The UN Population Division makes a heroic effort to make city population figures more comparable by seeking to get figures for urban agglomerations. Their boundaries are defined as the extent of the contiguous urban area or built-up area. This definition could be applied to 55% of the 1,860 cities in the UN’s most recent World Urbanization Prospects, with the rest being on the city proper (35%) or the metropolitan area (10%).
Ultimately, the UN Population Division is dependent on data provided by UN member states and whatever definitions they use, meaning it is also hampered by the lack of censuses in many nations. Of course, for discussions of historic city populations, there were no censuses to draw on.
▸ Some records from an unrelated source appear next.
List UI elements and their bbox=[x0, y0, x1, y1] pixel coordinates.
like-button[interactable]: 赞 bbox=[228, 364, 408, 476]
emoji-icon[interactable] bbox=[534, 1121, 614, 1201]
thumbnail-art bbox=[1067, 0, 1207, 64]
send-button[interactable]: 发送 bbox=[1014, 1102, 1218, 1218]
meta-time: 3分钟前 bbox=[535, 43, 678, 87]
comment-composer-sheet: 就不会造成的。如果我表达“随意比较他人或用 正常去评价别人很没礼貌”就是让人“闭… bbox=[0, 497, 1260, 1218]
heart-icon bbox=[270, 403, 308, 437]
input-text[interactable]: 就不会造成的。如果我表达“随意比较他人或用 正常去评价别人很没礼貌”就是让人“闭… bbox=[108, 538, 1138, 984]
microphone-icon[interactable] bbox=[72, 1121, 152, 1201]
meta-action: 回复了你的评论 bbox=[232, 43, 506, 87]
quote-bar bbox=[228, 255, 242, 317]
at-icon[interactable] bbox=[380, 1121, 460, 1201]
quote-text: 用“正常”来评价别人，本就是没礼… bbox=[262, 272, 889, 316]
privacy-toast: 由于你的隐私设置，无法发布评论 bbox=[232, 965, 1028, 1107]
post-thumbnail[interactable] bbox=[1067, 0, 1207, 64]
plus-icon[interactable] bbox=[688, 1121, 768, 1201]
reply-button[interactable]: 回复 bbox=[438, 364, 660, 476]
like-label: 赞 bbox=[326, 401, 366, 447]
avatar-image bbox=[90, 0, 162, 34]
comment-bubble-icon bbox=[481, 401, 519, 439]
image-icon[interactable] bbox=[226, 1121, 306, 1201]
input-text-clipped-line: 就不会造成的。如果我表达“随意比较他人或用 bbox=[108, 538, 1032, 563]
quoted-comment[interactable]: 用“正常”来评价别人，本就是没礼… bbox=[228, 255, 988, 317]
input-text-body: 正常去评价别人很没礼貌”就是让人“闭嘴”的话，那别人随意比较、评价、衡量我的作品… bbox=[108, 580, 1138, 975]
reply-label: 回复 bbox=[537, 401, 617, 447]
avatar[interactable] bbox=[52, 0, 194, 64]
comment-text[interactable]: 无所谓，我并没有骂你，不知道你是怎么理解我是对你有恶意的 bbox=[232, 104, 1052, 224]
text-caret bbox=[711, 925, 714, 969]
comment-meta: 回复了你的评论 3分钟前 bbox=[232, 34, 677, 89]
For Table 2 and Figures 1 and 2, the figures for 1950 onwards are UN statistics and there were more than 100 African cities. This was not the case for 1800, 1850 and 1900, so all cities with populations estimated to be at least 20,000 inhabitants were included.
Figure 2 overstates the average population of cities in 1950, 2000 and 2020, as it is the average size of cities that had reached 300,000 inhabitants by 2018. Many cities are smaller than this and if included would bring down average populations.
Note: This article presents the views of the author featured and does not necessarily represent the views of the African Cities Research Consortium as a whole.